Censorship in today's Russia

December 12, 2017

In The Master and Margarita, Mikhail Bulgakov parodied more than once the custom of the Soviet regime to abbreviate the names of government services and functions, such as the terms Massolit, findirektor or Dramlit. The current regime under Vladimir Putin has taken over this old custom. There exists, for example, a Federal Service for the Supervision of Communication, Information Technology and Mass Media, an organization that controls the media, and which is abbreviated in Russian as Роскомнадзор [Roskomnadzor].

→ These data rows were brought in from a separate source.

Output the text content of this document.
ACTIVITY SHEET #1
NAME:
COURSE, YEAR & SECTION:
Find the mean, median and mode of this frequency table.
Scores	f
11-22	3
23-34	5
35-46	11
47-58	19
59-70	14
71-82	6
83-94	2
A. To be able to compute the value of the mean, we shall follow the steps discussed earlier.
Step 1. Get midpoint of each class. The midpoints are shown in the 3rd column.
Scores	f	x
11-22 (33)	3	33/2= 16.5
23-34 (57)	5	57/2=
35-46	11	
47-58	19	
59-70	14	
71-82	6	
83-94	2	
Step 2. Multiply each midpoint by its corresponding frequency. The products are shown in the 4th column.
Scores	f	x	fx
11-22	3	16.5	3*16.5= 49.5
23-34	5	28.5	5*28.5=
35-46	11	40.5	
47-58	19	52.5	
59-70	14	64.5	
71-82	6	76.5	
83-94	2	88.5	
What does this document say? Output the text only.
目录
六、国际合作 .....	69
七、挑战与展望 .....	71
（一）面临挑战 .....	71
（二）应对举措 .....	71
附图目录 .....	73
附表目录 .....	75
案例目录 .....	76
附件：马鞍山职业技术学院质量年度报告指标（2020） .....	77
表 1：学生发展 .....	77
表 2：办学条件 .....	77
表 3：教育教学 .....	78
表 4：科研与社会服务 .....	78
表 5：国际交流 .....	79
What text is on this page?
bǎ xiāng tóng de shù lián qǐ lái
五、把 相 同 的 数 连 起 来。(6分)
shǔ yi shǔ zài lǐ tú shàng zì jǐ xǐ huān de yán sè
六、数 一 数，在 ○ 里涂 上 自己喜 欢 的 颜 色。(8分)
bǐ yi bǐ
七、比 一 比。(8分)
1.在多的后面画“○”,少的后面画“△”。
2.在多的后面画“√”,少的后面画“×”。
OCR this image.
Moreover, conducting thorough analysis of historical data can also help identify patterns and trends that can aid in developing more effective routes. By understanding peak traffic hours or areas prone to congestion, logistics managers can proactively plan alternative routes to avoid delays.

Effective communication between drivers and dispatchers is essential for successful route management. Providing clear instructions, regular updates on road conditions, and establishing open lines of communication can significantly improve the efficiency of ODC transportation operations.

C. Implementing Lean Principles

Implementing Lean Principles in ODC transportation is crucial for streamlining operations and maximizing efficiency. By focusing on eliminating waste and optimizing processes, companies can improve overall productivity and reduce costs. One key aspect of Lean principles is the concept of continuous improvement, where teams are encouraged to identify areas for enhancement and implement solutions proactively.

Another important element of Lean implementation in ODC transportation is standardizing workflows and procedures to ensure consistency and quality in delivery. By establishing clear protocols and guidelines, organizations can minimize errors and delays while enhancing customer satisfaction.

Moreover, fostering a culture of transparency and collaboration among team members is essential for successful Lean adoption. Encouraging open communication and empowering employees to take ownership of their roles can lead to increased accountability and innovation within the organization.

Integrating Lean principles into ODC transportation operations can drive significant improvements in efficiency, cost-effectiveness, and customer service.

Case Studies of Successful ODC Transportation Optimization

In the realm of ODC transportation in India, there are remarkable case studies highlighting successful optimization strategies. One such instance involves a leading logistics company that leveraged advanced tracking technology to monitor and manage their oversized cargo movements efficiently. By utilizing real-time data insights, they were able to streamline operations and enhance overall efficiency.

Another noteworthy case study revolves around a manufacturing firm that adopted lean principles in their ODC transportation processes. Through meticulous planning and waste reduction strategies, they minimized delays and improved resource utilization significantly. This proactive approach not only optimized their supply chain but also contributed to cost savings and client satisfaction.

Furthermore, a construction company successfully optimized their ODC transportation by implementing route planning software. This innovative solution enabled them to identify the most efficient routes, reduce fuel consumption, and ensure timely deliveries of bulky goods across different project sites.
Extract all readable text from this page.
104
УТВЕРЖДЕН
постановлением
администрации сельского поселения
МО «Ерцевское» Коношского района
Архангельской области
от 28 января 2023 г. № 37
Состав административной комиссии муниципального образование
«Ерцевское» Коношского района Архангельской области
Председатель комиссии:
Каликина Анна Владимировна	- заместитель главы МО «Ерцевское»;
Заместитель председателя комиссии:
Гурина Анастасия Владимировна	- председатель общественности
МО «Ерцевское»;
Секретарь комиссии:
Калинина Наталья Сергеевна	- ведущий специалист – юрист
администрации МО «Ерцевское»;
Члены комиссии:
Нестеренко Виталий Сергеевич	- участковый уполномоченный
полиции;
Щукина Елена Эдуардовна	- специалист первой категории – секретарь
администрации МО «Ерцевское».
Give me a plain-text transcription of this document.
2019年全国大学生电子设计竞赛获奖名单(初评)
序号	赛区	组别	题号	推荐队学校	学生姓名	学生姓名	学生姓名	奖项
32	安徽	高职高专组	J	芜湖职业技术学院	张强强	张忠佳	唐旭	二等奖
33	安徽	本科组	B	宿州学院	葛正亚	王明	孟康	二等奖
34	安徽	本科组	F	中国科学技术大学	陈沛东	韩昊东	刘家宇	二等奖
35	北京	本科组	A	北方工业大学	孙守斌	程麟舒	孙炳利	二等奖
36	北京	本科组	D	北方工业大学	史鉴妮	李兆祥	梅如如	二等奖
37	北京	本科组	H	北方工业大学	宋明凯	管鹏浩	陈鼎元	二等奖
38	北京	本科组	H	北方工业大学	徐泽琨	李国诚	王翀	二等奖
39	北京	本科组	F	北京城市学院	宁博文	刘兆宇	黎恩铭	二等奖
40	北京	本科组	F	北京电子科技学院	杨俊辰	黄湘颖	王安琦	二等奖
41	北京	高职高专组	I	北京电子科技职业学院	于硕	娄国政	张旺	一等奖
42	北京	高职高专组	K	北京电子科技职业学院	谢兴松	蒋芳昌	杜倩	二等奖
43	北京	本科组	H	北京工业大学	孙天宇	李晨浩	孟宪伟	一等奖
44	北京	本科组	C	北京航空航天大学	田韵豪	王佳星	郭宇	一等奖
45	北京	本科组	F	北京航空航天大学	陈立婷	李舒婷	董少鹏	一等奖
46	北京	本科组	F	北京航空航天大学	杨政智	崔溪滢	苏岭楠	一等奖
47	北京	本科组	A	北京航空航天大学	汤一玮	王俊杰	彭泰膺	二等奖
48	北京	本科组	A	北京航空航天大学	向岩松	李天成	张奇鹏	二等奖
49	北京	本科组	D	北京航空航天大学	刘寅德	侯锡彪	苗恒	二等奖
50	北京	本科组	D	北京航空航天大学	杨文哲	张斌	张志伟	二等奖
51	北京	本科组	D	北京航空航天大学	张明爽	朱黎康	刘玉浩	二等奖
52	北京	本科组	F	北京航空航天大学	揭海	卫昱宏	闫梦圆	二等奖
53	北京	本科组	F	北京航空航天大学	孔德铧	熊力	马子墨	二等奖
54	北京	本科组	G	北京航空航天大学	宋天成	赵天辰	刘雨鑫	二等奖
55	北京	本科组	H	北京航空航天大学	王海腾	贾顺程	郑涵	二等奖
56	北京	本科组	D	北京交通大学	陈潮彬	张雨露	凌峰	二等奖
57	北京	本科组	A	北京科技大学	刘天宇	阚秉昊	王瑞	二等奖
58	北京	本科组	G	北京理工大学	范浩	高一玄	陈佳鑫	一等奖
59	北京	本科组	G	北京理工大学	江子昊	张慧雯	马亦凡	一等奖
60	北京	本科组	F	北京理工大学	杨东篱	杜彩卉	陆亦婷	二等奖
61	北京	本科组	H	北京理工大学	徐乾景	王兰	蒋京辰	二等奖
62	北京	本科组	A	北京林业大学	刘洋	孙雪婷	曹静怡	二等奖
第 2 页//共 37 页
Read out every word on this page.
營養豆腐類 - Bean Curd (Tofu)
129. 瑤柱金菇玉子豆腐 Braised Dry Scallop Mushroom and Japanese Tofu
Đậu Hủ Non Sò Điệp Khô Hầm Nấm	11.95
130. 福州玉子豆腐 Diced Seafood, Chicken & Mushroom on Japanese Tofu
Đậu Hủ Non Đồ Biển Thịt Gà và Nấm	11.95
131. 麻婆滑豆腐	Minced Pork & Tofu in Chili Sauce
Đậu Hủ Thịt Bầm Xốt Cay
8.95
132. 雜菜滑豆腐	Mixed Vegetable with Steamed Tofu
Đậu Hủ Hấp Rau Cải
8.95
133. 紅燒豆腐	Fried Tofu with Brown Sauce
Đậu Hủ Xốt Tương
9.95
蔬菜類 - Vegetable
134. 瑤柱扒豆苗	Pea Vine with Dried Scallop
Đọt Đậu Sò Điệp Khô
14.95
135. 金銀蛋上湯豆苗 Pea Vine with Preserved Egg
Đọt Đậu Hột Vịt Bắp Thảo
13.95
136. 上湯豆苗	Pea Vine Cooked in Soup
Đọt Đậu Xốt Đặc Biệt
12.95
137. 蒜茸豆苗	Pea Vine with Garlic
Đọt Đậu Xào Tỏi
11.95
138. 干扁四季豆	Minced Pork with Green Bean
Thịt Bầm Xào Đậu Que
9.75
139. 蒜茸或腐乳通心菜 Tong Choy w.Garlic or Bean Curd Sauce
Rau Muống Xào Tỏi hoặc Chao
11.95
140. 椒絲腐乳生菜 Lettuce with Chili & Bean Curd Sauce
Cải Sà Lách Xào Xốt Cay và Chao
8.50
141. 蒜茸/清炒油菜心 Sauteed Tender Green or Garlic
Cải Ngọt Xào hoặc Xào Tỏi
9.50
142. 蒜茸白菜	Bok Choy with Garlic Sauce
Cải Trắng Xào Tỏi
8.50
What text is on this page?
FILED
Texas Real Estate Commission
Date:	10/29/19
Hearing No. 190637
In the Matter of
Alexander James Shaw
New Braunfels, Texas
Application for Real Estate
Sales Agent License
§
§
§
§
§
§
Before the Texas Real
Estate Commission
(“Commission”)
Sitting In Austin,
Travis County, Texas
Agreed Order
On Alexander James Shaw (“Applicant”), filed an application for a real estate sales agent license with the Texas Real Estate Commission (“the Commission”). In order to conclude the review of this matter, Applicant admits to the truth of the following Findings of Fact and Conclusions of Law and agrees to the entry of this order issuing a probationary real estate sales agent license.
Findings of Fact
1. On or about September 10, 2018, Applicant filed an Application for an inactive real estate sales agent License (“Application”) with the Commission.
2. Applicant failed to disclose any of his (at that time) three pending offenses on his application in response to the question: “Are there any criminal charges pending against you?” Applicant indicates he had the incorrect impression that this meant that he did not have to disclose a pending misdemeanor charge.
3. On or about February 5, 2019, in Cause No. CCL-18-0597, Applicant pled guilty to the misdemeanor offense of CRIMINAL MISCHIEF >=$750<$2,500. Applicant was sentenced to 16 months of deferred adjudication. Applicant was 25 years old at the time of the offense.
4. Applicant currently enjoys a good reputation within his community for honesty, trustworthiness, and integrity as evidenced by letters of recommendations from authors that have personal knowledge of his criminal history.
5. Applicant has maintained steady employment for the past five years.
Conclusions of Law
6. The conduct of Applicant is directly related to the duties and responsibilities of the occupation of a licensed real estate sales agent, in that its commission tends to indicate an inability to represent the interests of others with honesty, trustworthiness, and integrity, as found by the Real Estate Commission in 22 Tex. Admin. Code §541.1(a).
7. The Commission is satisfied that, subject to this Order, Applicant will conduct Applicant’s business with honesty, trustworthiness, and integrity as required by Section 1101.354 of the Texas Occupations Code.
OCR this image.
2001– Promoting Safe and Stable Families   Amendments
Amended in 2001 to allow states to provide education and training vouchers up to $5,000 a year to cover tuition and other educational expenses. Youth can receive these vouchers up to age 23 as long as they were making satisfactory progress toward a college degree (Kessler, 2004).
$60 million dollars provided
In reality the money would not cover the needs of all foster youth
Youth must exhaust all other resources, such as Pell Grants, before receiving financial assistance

However, it is not only this abbreviation that evokes memories of the time of Joseph Stalin. The activities of this institution also show a strong resemblance to what the General Directorate for literary and publishing affairs, abbreviated in Russian as Главлит [Glavlit], did in the time of Bulgakov: the checking and censoring of information.

Indeed, on December 11, 2017, Roskomnadzor blocked several online resources on request of the Prosecutor General’s Office.

The list of websites includes openrussia.org (Open Russia), openuni.io (Open University), or.team (Open Russia Team), pravo.openrussia.org (Open Russia’s Human Rights Project), imrussia.org (Institute of Modern Russia), khodorkovsky.ru (Mikhail Khodorkovsky’s personal website), and vmestoputina.ru (Alternatives to Vladimir Putin). The websites are still accessible outside Russia.

It means that, for people living in the Russian Federation, article 19 of the Universal Declaration of Human Rights, which states that «everyone has the right to [...] receive and impart information and ideas through any media and regardless of frontiers» is no longer applied.

We wonder how Bulgakov would have described this.